The IEA said on the 12th that its 32 member countries agreed to supply a total of 400 million barrels of emergency reserves to the market. The United States will release about half of that, or 172 million barrels. South Korea will release 22.46 million barrels. China is not an IEA member and therefore will not release reserves.
Some analysts say China increased its stockpiles in advance in anticipation of a war between the United States and Iran. FT reported, “According to Chinese customs data, China boosted crude imports by 16% year on year in January and February even though the increase was not supported by rising domestic demand.”

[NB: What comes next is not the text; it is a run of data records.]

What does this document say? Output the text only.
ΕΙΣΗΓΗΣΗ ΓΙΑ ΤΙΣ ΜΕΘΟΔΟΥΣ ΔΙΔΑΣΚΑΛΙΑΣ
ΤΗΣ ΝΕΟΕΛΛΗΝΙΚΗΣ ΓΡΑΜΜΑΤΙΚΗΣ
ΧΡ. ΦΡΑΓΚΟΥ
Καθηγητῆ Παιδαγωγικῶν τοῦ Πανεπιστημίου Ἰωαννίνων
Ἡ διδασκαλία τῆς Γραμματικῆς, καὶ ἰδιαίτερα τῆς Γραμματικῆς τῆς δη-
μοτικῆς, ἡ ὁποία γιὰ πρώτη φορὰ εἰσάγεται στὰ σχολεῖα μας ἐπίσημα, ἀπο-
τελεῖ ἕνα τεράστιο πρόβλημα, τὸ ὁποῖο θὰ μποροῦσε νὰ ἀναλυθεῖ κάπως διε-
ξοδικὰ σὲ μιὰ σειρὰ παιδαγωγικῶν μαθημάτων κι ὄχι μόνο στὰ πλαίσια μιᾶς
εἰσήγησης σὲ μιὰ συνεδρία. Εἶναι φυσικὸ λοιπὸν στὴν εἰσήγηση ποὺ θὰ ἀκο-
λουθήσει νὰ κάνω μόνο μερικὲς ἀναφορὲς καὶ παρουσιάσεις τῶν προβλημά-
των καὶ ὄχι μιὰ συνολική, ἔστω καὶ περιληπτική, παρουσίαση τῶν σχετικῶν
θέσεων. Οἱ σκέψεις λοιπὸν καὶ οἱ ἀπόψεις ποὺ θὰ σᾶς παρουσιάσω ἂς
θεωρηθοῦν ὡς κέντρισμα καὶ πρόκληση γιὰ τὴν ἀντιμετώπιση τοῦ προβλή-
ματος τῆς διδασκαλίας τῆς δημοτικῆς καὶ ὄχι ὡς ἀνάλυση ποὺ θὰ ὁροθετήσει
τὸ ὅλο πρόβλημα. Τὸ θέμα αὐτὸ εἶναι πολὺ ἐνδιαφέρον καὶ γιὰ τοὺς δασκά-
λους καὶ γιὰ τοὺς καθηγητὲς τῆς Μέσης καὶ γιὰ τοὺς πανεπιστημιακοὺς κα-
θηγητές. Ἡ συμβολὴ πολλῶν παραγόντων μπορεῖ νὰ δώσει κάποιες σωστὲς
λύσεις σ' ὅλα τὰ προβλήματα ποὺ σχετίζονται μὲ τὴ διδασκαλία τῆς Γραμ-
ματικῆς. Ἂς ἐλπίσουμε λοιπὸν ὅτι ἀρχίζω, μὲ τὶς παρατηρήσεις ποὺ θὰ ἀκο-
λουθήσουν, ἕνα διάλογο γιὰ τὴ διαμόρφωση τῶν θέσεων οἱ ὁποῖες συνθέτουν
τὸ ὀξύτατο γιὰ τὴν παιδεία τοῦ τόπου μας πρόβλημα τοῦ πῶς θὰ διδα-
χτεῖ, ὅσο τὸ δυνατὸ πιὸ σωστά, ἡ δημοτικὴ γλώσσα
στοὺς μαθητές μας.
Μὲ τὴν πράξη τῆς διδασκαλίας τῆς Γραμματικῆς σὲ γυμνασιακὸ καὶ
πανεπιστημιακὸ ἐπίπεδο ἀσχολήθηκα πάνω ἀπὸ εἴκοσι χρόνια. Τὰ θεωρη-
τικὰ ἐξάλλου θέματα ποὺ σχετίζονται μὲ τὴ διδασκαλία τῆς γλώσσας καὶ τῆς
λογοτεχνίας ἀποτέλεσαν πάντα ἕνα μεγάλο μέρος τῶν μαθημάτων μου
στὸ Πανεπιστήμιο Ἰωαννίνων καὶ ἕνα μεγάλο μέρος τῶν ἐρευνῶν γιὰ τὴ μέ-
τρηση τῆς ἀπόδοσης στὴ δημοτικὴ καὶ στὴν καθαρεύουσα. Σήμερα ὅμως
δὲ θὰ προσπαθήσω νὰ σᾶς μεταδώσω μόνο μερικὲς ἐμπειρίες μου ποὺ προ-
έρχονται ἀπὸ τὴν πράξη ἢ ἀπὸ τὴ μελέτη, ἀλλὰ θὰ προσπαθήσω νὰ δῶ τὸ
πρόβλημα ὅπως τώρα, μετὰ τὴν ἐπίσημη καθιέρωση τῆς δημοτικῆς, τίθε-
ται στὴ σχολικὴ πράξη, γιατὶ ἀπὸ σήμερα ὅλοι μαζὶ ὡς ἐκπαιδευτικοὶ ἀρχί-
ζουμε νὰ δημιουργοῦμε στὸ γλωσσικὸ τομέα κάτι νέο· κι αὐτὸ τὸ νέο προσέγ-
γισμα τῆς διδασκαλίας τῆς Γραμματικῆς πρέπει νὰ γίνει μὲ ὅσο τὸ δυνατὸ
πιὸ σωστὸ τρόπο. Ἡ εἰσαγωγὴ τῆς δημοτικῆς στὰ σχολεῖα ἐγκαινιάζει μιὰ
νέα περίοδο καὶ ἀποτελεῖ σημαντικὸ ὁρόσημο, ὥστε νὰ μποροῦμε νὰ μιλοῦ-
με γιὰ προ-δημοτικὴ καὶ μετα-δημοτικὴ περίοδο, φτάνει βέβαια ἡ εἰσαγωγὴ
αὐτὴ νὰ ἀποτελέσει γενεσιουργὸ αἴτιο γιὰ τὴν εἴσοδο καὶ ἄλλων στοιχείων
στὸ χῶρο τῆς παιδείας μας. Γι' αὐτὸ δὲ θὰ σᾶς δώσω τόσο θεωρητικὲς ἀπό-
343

Last year, the Chinese government set this year’s resource stockpiling budget at 110.68 billion yuan (about KRW 23.9079 trillion), up 8.1% from the previous year. Andrea Ghiselli, a professor at the University of Exeter in the U.K., said, “China could not have predicted the exact date of a U.S. and Israeli strike on Iran, but it seems to have anticipated to some extent what would happen.”
According to Reuters, the Chinese government on the 11th instructed domestic companies to immediately halt exports of petroleum products as well. Clyde Russell, Reuters’ Asia commodities columnist, said, “China can argue that securing crude in an uncertain environment is a prudent precaution,” but added that “its reluctance to release massive oil stockpiles is an effort to reap huge profits by exporting refined fuels to a desperate Asian market.”
As crude supplies tighten, China is responding by controlling exports of oil-related products and raw materials to curb demand rather than releasing reserves. Early in the war, China was the first in the world to declare export controls on petrochemical products. It is also tightening export controls on fertilizer-related raw materials. The Strait of Hormuz accounts for one-third of global seaborne trade volume in fertilizer inputs as well. China is the world’s largest producer of ammonium phosphate, a nitrogen-and-phosphorus compound fertilizer made through the chemical reaction of phosphoric acid and ammonia.
Reuters reported that the Chinese government has not issued a single export permit for urea this year, a step aimed at securing domestic supply ahead of the spring planting season. Some analyses say the government expanded export controls amid recent global supply jitters. Last week, the Chinese government released state-held fertilizer stockpiles onto the domestic market. The China Nitrogen Fertilizer Industry Association said, “If the conflict in the Middle East is prolonged, global urea output could decline, but China is expected to achieve a record production target of 76.5 million t this year.”